Example 3: -And Statement

Here is an example using logic to check whether you have a standard installation of your Microsoft Windows operating system.

If ($env:SystemDrive -eq “C:” -And $env:SystemRoot -eq “C:\Windows”)
“This looks like a standard Windows installation”}
Else { “Non standard Windows installation” }

Note 5: there are no commas in this construction, in particular, there is no special syntax before the -And.

Example 4: -Or Statement

The reason for including this example is that -Or follows the same pattern as PowerShell’s -And.

While this script is designed to test the tiny -Or syntax, it has lots of extraneous code which changes the startupType to manual. The sole purpose of this convoluted layout is so that you can check the logic and thus understand how -Or works in PowerShell.

$NameSrv = ‘Spooler’
Set-Service $NameSrv -startupType manual
$Service = Get-WmiObject win32_service -filter “NAME = ‘$NameSrv'”
$Service | Ft Name, Startmode
if ($Service.Startmode -eq “Manual” -Or $Service.Startmode -eq “Disabled”) {
Set-Service $NameSrv -startuptype Automatic }
$Service = Get-WmiObject win32_service -filter “NAME = ‘$NameSrv’ ”
$Service | Ft Name, Startmode

Production script: in real life you may want to strip the code down, and append a command to actually start the spooler service.

$Service = Get-WmiObject win32_service -filter “NAME = ‘Spooler'”
if ($Service.Startmode -eq “Manual” -Or $Service.Startmode -eq “Disabled”) {
Set-Service ‘Spooler’ -startuptype Automatic }
Start-Service ‘Spooler’

Note 6: it is always difficult to get the balance between example scripts that illustrate a point and those that do useful work.

Note 7: once If statements get complicated it’s time to investigate PowerShell’s Switch parameter.
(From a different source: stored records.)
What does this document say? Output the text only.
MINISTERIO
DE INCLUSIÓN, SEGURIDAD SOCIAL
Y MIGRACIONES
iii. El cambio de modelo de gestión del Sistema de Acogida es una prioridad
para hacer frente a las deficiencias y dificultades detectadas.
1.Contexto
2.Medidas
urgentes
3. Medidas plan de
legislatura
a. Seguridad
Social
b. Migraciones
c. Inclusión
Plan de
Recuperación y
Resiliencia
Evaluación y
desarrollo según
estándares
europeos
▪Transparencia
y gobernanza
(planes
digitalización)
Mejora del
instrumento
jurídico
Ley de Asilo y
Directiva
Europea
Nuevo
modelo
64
Multiple (-And) (-Or) within a single If statement

The following scenario is when you need to specify multiple -And and/or -Or statements in you If structure, so based on being able to code an If statement, we could , for example, create two simple If statements in either of the following fashions:

If ($someAttribute -eq $false -Or $someAttribute -eq $Null){ }

Or the following:

If (($someAttribute -eq $false) -or ($someAttribute -eq $Null)){ }

Then we should be able to do a combined effort:

If ((($someAttribute -eq $false -Or $someAttribute -eq $Null) -And ($someUser -eq “UserID123”))){
Write-Host “Switching to True”
Set-QADUser $someUser -Service “MyDomain.org” -ObjectAttributes @{$someAttribute = $True}
If (!$?) {Write-Host “Error: $($error[0])”}

So if $someAttribute is either $false or $Null AND #someUser equals “UserID123″ then do something…in this case we switch the attribute someAttribute to $true and do some error checking.